Efforts on gender in humanitarian action would be greatly enhanced by a similar exercise, and – in the wake of donor efforts to align their funding approaches under the Grand Bargain, Call To Action on Protection From GBV in Emergencies and on safeguarding, the time has come for a similar ‘Common Donor Approach to Gender in Humanitarian Action.’

4. Establish systematic ways to engage both women in crisis-affected communities and local women’s groups meaningfully in humanitarian decision-making and accountability processes (eg through their input to and validation of HNOs, HRPs and AAP efforts), and increase multi-year, flexible core funding to local women’s rights organisations in humanitarian contexts. Women’s participation in humanitarian action should not get reduced to ad-hoc events pegged to moments like International Women’s Day or investment in individual NGOs, it requires systematic changes in the ways that humanitarian action is designed, implemented, monitored and held accountable. Too often, discussions on gender in needs assessment or accountability to affected populations (AAP) remain stuck at the level of promoting basic sex- and age-related disaggregation of data (SADD). As important as SADD is, we believe that women and girls priorities will remain marginalised in these processes in the absence of dedicated, stand-alone efforts to support their meaningful participation and voice. Promising pilots, such as CARE’s work to establish refugee women leadership councils in Jordan, should be supported, learning documented and good practices scaled-up.

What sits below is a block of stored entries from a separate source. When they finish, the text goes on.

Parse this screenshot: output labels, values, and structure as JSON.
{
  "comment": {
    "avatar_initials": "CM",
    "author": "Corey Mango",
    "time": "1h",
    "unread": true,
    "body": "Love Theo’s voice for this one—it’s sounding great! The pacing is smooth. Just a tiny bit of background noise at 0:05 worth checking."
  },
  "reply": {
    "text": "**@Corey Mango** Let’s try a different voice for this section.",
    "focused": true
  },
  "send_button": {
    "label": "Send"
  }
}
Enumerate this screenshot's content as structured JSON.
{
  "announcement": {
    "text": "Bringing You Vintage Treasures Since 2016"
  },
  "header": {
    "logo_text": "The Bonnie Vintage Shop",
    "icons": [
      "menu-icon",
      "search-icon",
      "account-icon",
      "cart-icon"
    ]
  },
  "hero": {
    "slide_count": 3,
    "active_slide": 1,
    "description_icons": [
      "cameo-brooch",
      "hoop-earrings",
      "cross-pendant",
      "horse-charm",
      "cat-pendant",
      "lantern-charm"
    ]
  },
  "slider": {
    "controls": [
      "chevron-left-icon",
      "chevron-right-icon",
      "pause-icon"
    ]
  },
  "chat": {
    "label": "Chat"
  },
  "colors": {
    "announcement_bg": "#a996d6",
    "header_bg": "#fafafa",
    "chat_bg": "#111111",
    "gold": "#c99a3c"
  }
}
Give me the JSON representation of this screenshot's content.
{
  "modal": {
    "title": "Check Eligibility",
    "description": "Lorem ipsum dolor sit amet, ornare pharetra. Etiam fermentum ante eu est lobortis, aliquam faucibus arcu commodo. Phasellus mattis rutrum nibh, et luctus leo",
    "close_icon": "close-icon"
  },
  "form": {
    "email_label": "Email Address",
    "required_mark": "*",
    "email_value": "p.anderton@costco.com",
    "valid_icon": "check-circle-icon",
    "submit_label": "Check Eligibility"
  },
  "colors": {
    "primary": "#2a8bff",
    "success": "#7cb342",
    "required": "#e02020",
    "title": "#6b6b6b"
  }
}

Local women’s groups can also play important roles in protection and assistance, but this is often underrecognised and under-supported.v Humanitarian Coordinators, HCTs and clusters should adopt and implement the ‘participation and leadership’ indicator outlined in the IASC Gender Accountability Framework on creating “common platforms” with local women’s groups. This could involve a more systematic approach to engaging them in input to, and validation of, inter-agency needs assessments (eg UN Humanitarian Needs Overview / HNOs), UN Humanitarian Response Plans (HRPs) and Accountability to Affected Populations (AAP) strategies. Donors can enable this by providing multi-year funding on gender equality in humanitarian action to enable more strategic partnership approaches. In terms of funding, our CSO partners emphasise the importance of multi-year, flexible funding opportunities which listen to their priorities and invest in their core capacities, as opposed to short-term project funding. They also criticise the tendency amongst donors to impose fads as well as reporting or publicity requirements that risk undermining their independence, legitimacy and safety (eg approaches by some donors to countering violent extremism, which risk instrumentalising women activists).